In the hospital, Cosmin was recovering slowly but surely from the light cerebral contusion LeBron gave him. His Zenon statement was on all the channels; Harvard professors of Hellenism were explaining the paradoxes of classical logic. LeBron’s statement was all over as well. He was yelling angrily: ‘I let him! It was a shift for entertainment. Or voodoo, whatever you want.’ And when the reporters were laughing mockingly: ‘Anyway, I want a rematch!’. Cosmin wrote quietly in the diary, that would one day sell better than Sun-Tzu: ‘I learned the lesson when I came back at 1-9 to win with 11-9. First of all, my opponent had relaxed, his every move was going right and he was smelling the victory, no matter how good I was. But I changed at 1-9. He remained in his former story. I said: “I won’t lose another ball”. And that’s how it was. If I don’t lose the ball, I don’t lose the attack; I can win not 11-9, but 100-9, ∞ – 9. If I’d lost one single attack, I would have demoralized myself even more, the opponent would have tasted blood and I would have lost everything. The most important thing is that the score allowed my comeback: it was 9-1 not 10-1. There are a thousand lanes between 9-1 and 10-1. The most important thing is to snap out of it when you’re on the edge of the abyss, not when you already have a leg inside it. In other words, do you remember that movie with the parallel universes when Jet Li ends up in the inferno? Jet Li wouldn’t suffer in the inferno, he’d beat up everyone. Just like when I was sitting in the subway, and it was full as always and I had three free seats near me.
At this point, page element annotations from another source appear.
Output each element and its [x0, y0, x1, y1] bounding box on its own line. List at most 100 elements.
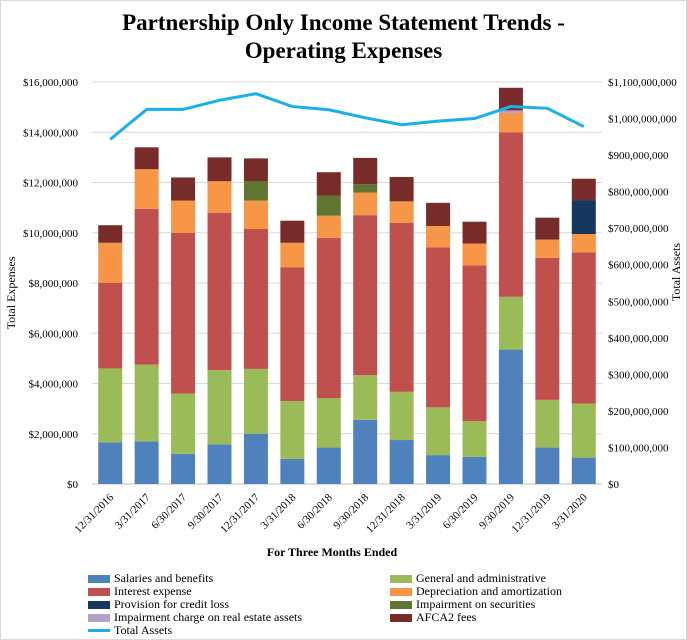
bar-segment-depreciation-and-amortization	[280, 242, 305, 268]
x-tick-label: 6/30/2018	[295, 491, 335, 531]
right-tick-label: $0	[608, 479, 620, 491]
bar-segment-salaries-and-benefits	[98, 442, 123, 484]
bar-segment-afca2-fees	[316, 172, 341, 196]
bar-segment-provision-for-credit-loss	[571, 200, 596, 235]
bar-segment-afca2-fees	[134, 147, 159, 170]
legend-label: Salaries and benefits	[114, 571, 214, 585]
bar-segment-salaries-and-benefits	[535, 447, 560, 484]
left-tick-label: $0	[67, 479, 79, 491]
bar-segment-interest-expense	[171, 232, 196, 394]
bar-segment-salaries-and-benefits	[462, 456, 487, 484]
bar-segment-interest-expense	[243, 228, 268, 369]
bar-segment-afca2-fees	[571, 178, 596, 201]
bar-segment-impairment-charge-on-real-estate-assets	[498, 110, 523, 113]
bar-segment-afca2-fees	[98, 225, 123, 243]
legend-item: General and administrative	[390, 571, 546, 585]
legend-swatch	[88, 613, 110, 622]
bar-segment-general-and-administrative	[353, 375, 378, 420]
bar-segment-general-and-administrative	[316, 398, 341, 448]
x-tick-label: 6/30/2017	[149, 491, 189, 531]
left-tick-label: $16,000,000	[23, 77, 79, 89]
bar-segment-depreciation-and-amortization	[316, 215, 341, 238]
legend-swatch	[390, 600, 412, 609]
bar-segment-salaries-and-benefits	[243, 433, 268, 484]
x-tick-label: 3/31/2018	[258, 491, 298, 531]
legend-item: Provision for credit loss	[88, 597, 229, 611]
y-axis-title-right: Total Assets	[669, 243, 683, 301]
bar-segment-general-and-administrative	[280, 401, 305, 459]
bar-segment-interest-expense	[498, 132, 523, 297]
right-tick-label: $300,000,000	[608, 369, 669, 381]
bar-segment-salaries-and-benefits	[207, 444, 232, 484]
bar-segment-afca2-fees	[243, 158, 268, 181]
bar-segment-interest-expense	[535, 257, 560, 400]
bar-segment-general-and-administrative	[171, 393, 196, 454]
right-tick-label: $500,000,000	[608, 296, 669, 308]
x-axis-title: For Three Months Ended	[267, 545, 398, 559]
bar-segment-general-and-administrative	[389, 391, 414, 441]
x-tick-label: 3/31/2019	[404, 491, 444, 531]
right-tick-label: $400,000,000	[608, 333, 669, 345]
left-tick-label: $10,000,000	[23, 228, 79, 240]
x-tick-label: 12/31/2019	[510, 491, 554, 535]
bar-segment-general-and-administrative	[462, 421, 487, 457]
legend-label: Impairment charge on real estate assets	[114, 610, 303, 624]
legend-swatch	[390, 613, 412, 622]
bar-segment-impairment-on-securities	[243, 180, 268, 201]
bar-segment-interest-expense	[98, 283, 123, 369]
legend: Salaries and benefits General and adminis…	[88, 571, 648, 638]
bar-segment-afca2-fees	[535, 217, 560, 240]
legend-item: Total Assets	[88, 623, 172, 637]
x-tick-label: 3/31/2017	[113, 491, 153, 531]
bar-segment-afca2-fees	[207, 157, 232, 182]
legend-label: Interest expense	[114, 584, 192, 598]
right-tick-label: $200,000,000	[608, 406, 669, 418]
x-tick-label: 12/31/2018	[364, 491, 408, 535]
left-tick-label: $8,000,000	[29, 278, 79, 290]
bar-segment-salaries-and-benefits	[498, 349, 523, 484]
right-tick-label: $100,000,000	[608, 442, 669, 454]
legend-item: Impairment charge on real estate assets	[88, 610, 303, 624]
x-tick-label: 12/31/2016	[72, 491, 116, 535]
right-tick-label: $1,100,000,000	[608, 77, 677, 89]
bar-segment-salaries-and-benefits	[316, 447, 341, 484]
bar-segment-interest-expense	[426, 247, 451, 408]
bar-segment-salaries-and-benefits	[134, 441, 159, 484]
bar-segment-salaries-and-benefits	[389, 440, 414, 484]
bar-segment-impairment-on-securities	[316, 195, 341, 216]
x-tick-label: 12/31/2017	[218, 491, 262, 535]
legend-item: Impairment on securities	[390, 597, 535, 611]
bar-segment-depreciation-and-amortization	[171, 200, 196, 233]
left-tick-label: $12,000,000	[23, 178, 79, 190]
bar-segment-general-and-administrative	[426, 407, 451, 456]
bar-segment-depreciation-and-amortization	[389, 201, 414, 223]
bar-segment-depreciation-and-amortization	[462, 243, 487, 266]
bar-segment-interest-expense	[207, 212, 232, 371]
bar-segment-interest-expense	[353, 215, 378, 376]
bar-segment-afca2-fees	[426, 202, 451, 226]
bar-segment-depreciation-and-amortization	[134, 169, 159, 209]
legend-swatch	[88, 600, 110, 609]
bar-segment-salaries-and-benefits	[353, 419, 378, 484]
legend-line-swatch	[88, 629, 110, 632]
bar-segment-interest-expense	[316, 237, 341, 399]
left-tick-label: $2,000,000	[29, 429, 79, 441]
legend-item: Depreciation and amortization	[390, 584, 562, 598]
bar-segment-general-and-administrative	[134, 364, 159, 442]
bar-segment-general-and-administrative	[535, 399, 560, 448]
bar-segment-depreciation-and-amortization	[353, 192, 378, 216]
bar-segment-afca2-fees	[389, 176, 414, 202]
right-tick-label: $600,000,000	[608, 260, 669, 272]
left-tick-label: $4,000,000	[29, 379, 79, 391]
bar-segment-afca2-fees	[462, 221, 487, 244]
bar-segment-depreciation-and-amortization	[498, 112, 523, 133]
bar-segment-afca2-fees	[498, 87, 523, 111]
legend-item: Interest expense	[88, 584, 192, 598]
bar-segment-general-and-administrative	[243, 368, 268, 434]
legend-label: AFCA2 fees	[416, 610, 477, 624]
left-tick-label: $14,000,000	[23, 127, 79, 139]
legend-swatch	[88, 574, 110, 583]
legend-item: AFCA2 fees	[390, 610, 477, 624]
bar-segment-general-and-administrative	[498, 296, 523, 350]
No one could sit next to me because I was giving them ugly threatening looks. Not to all at the same time, one by one, so that they didn’t even dare want to sit next to me. What’s the connection? You can defeat all your opponents in the world if you are a good fighter and take them one by one. You can beat 1000, 100000, a billion. One by one. You will not get tired, but your strength will increase with every new victim. Why did I beat LeBron, who is 10 times a better player than me, better than anyone, if it’s up to that? It’s not because he underestimated me, the surprise disappeared at 4-0, but because I didn’t give him a single chance! If I’d lost a ball, I would have lost the entire game.’

 

Cosmin’s phone rings again: ‘I’m Shaquille O’Neal’s agent. Hold on a moment, I’ll put you through to Mr. O’Neal.’

 

‘Hello Cosmin!’
‘Hello Shaq!’
‘Do you want to play me 1 on 1 in Boston?’
‘Now that’s a challenge…’ thought Cosmin and smiled with delight.